“It’s so funny because we said that, and it’s really the truth, but I feel like it definitely sounds like we’re crazy,” Herris adds with a laugh.
For Herries, his preparation was about “connecting” with Elwood. He discovered that his entry point was “the love he grew up with, which informed everything about him – all the things you like that make him a great kid.” Meanwhile, Wilson pointed to one line in Ross and Jocelyn Barnes’ screenplay in which Turner says he knew his mother loved him: “She liked liquor better.”
“At the same time he expresses his loneliness and abandonment, but he still remembers some love in those moments,” Wilson explains. “He kind of revealed his pain.”
Despite the difficulty of the material, the group was full of joy. The counselor was present during some of the most intense scenes of violence, but was also available on the colder days. “She was always there to talk and hang out,” Herries says. “You can feel it with everyone on set, so I think that’s how we manage to get through it even though what we’re dealing with is very sensitive.”

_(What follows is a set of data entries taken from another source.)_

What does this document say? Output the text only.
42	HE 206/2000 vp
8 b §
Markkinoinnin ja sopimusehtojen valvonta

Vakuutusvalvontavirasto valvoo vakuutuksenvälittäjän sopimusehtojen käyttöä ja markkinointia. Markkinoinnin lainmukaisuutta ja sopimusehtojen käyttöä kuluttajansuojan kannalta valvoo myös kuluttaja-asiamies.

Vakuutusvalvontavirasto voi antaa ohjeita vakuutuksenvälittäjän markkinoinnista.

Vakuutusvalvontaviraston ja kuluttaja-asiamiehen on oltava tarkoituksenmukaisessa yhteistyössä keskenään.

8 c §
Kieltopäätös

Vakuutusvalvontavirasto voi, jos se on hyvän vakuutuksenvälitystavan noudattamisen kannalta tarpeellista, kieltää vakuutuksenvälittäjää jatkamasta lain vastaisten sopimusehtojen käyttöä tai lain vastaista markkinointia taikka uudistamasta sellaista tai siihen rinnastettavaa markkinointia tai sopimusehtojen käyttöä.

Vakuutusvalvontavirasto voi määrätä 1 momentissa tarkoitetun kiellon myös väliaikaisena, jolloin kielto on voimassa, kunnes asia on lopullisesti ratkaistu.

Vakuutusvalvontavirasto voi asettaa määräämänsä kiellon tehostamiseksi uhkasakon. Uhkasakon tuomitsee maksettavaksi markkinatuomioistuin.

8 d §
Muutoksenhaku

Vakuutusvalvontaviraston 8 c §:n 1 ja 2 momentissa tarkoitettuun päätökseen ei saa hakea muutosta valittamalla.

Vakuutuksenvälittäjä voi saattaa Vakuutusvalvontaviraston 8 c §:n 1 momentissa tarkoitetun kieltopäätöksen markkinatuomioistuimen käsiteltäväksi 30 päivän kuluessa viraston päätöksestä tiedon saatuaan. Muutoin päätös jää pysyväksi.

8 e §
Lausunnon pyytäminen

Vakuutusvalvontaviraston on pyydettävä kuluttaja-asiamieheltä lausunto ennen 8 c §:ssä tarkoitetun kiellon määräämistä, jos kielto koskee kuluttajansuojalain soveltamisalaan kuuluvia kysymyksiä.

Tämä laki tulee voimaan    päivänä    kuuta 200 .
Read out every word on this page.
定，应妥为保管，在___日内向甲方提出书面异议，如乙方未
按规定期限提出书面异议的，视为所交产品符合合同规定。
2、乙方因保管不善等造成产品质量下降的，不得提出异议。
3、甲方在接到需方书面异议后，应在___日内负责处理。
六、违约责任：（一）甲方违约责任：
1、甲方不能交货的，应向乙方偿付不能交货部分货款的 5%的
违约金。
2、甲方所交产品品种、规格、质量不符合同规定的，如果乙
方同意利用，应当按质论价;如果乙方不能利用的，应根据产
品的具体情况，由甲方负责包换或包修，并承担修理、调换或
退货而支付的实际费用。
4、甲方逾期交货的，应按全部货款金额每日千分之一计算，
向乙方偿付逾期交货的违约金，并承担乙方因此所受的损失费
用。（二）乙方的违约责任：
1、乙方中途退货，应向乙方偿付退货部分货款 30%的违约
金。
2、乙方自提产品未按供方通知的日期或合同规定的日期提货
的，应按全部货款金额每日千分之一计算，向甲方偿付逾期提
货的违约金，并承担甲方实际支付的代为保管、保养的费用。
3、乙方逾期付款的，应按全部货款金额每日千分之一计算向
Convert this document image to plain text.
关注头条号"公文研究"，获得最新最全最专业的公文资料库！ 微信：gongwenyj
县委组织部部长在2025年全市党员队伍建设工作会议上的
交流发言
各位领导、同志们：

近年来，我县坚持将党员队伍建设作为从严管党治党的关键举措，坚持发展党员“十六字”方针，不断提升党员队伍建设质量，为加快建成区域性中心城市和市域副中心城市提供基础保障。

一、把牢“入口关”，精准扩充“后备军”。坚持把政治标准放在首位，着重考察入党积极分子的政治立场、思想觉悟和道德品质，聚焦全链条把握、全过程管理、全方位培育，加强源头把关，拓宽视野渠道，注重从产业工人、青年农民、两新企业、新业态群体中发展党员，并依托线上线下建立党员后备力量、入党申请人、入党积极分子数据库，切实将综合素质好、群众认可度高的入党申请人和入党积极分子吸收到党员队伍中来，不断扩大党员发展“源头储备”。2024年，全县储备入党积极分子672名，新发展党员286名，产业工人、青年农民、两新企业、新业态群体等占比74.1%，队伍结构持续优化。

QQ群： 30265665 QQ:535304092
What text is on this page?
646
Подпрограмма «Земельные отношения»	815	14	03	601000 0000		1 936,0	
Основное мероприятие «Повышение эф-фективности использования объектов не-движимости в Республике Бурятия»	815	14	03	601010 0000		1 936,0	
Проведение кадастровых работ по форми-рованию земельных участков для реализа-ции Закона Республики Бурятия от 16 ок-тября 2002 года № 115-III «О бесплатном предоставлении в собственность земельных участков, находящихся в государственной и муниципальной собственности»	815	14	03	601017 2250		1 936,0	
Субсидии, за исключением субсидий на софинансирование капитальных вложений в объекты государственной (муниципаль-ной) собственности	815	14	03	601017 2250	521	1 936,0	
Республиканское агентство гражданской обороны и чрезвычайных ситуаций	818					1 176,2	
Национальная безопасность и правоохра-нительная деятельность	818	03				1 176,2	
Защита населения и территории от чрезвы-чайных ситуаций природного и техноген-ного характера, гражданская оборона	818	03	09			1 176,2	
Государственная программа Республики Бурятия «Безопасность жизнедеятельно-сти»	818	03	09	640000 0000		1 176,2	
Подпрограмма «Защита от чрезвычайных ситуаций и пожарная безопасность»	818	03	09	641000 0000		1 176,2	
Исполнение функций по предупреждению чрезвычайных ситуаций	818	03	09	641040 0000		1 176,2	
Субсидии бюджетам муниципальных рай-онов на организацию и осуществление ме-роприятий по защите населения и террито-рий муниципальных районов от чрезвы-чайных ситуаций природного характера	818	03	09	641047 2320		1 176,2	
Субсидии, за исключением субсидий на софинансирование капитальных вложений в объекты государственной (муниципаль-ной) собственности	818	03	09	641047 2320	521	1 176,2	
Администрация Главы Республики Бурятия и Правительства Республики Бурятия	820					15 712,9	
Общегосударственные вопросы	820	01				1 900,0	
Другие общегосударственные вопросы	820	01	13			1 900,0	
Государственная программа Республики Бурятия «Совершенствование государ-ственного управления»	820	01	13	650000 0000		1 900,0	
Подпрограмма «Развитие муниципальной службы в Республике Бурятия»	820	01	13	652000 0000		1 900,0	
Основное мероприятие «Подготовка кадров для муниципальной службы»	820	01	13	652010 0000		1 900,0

But the experience of watching the finished film was very different from the experience of filming it for both men. Only then did the weight of what they had accomplished sink in. Wilson saw that Nickel Boys For the first time alone in the screening room. It was physically exhausting and emotionally overwhelming.
“There’s something about the first viewing, I felt so tired afterward, but I think that’s because of the experience of the film, and not in a bad way at all,” he says. “I didn’t expect to be affected this way. Ethan and I talk about this, like, lower stomach — for some reason, our hands go there when we talk about that experience.”
Heres, even though he wasn’t alone, felt the same.
“I didn’t know myself when I saw myself on screen,” he recalls. “That call didn’t happen.” He couldn’t see Wilson either. When the credits finally rolled, he returned to his body.
“Suddenly, when I realized I had just seen our names, I started crying because that was the moment I realised, Oh, that was our movie. This is what we did. That was us“.